Karl Frerichs, a Latin teacher and chairman of the language department at University School, has been selected to serve as the lead language teacher at the Klingenstein Summer Institute. Frerichs will spend two weeks in late June leading early career teachers -- those with two to five years of full-time teaching experience -- in foreign language curriculum, assessment, and teaching methodology.
The institute, held each summer at the Lawrenceville School in Lawrenceville, N.J., will bring together 75 young teachers from around the world to explore teaching styles, educational philosophies, educational issues and personal development. The Summer Institute, part of the Klingenstein Center at Teachers College of Columbia University, is designed to make teachers more effective leaders in the classroom and throughout their respective schools.
Frerichs said one of the guiding principles of the program that he hopes to advance is the concept of "backward design" whereby teachers plan a curriculum with a very clear goal in mind.

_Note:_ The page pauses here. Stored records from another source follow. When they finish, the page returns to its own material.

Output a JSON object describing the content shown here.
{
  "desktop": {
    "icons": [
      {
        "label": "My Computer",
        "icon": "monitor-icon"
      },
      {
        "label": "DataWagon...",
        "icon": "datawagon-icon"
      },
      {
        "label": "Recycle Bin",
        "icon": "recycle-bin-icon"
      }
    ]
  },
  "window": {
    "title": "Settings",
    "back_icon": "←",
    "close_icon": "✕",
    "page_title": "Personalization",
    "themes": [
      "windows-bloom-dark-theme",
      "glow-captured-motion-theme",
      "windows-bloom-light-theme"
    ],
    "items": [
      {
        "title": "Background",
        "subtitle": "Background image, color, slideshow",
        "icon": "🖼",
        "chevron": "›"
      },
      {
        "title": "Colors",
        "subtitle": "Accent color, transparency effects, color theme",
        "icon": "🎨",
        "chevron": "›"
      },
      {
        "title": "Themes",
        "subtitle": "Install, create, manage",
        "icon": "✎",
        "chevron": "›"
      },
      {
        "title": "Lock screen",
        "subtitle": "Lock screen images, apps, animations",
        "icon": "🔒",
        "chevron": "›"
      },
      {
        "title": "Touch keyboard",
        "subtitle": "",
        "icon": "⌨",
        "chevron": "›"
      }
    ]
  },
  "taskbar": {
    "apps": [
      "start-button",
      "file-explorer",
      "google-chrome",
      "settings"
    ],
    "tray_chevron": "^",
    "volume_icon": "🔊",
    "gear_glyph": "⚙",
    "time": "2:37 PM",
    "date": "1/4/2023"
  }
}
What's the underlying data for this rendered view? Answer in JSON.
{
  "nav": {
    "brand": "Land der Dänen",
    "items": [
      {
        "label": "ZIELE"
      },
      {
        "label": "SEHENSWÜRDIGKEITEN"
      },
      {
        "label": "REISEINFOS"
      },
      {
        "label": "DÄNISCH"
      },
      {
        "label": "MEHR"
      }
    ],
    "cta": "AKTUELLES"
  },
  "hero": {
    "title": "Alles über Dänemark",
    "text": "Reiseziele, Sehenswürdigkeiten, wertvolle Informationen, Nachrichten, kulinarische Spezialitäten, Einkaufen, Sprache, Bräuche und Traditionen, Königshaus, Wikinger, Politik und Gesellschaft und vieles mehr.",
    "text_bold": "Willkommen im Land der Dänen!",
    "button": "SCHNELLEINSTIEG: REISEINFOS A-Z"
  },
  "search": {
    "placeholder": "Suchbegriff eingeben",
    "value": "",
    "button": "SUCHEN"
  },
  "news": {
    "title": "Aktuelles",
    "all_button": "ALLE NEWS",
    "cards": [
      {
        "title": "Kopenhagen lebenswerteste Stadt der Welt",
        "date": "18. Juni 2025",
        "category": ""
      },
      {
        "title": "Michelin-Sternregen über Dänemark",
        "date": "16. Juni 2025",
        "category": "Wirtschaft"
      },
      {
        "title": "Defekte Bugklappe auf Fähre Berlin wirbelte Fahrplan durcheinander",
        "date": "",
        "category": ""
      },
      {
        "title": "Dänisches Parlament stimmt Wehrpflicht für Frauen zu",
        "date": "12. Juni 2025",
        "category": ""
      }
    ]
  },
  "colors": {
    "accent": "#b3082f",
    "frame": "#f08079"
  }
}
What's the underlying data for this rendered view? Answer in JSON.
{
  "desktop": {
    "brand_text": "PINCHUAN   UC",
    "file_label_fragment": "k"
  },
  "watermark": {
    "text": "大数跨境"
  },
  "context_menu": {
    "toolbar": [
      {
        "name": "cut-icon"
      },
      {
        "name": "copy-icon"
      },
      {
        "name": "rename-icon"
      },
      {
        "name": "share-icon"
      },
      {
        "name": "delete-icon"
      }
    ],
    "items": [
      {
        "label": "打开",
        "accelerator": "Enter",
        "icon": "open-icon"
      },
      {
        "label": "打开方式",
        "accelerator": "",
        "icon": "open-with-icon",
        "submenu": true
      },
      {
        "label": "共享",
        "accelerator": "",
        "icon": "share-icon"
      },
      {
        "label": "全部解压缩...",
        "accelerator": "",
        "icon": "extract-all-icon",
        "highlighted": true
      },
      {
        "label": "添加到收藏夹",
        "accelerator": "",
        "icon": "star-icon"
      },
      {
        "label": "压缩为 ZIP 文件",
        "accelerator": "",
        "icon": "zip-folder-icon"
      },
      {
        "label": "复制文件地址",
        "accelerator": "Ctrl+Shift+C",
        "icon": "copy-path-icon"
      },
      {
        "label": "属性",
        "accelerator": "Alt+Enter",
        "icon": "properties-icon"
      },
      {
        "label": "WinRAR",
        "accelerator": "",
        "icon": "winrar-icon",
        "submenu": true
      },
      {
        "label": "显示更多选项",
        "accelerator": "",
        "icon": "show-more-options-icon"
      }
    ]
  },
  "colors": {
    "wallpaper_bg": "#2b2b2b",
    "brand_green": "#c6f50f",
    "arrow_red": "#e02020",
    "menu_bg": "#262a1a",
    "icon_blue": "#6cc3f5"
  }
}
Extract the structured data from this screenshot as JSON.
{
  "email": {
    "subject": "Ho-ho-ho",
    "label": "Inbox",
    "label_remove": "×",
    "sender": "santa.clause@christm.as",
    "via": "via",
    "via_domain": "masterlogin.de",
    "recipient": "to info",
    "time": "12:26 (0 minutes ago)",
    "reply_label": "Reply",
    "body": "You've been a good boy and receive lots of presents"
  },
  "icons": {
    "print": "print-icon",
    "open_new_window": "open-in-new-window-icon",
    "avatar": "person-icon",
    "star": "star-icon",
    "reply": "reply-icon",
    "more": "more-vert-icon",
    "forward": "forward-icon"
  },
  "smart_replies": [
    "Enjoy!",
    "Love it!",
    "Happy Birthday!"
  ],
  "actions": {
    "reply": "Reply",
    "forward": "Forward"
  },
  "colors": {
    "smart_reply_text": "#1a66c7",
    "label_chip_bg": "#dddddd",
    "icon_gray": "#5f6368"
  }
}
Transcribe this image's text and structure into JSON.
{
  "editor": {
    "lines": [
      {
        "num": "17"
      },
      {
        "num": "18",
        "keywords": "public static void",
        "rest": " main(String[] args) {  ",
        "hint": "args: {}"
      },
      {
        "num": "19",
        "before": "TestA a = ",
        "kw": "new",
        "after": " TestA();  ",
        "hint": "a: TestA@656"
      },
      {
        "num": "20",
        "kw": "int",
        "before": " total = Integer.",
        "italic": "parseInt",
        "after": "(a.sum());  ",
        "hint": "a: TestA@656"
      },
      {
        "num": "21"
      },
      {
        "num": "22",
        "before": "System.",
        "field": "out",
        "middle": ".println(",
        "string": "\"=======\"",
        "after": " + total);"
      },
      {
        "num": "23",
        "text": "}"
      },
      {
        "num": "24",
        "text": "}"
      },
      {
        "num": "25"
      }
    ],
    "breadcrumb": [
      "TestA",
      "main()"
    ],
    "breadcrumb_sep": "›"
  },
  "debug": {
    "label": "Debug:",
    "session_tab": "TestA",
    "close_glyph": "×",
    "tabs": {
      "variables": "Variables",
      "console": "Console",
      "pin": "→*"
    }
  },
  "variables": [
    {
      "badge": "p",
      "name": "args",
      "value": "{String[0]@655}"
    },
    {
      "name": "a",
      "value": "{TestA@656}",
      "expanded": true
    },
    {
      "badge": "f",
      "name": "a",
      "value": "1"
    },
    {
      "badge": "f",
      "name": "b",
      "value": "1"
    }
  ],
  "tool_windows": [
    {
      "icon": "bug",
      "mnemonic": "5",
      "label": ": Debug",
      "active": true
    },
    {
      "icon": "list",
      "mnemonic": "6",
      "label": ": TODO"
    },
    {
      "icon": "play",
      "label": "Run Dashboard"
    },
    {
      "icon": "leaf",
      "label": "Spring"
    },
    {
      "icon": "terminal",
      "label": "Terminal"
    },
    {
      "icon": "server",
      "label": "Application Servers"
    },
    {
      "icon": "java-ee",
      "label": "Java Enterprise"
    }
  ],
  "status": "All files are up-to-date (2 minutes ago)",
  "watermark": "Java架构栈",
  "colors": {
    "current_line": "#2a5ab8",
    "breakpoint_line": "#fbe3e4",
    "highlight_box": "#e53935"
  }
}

"It's about knowing, as a teacher, what you're trying to accomplish from the very beginning," said Frerichs, "and crafting an approach that will take students to where they need to be."
Institute participants also learn the importance of recognizing their students' mindsets. Research shows that students with a malleable sense of intelligence -- those who believe that competence and achievement come through effort and practice -- have greater success in the classroom than those who do not.
"The student who realizes his own strengths and weaknesses, who learns to ask for help and can work collaboratively is more successful than one who sees his intelligence as a fixed thing," Frerichs noted.
Frerichs, a 1989 participant in the Klingenstein Summer Institute, said he plans to teach participants how to apply these broader concepts into actual practice through readings, discussions, and projects.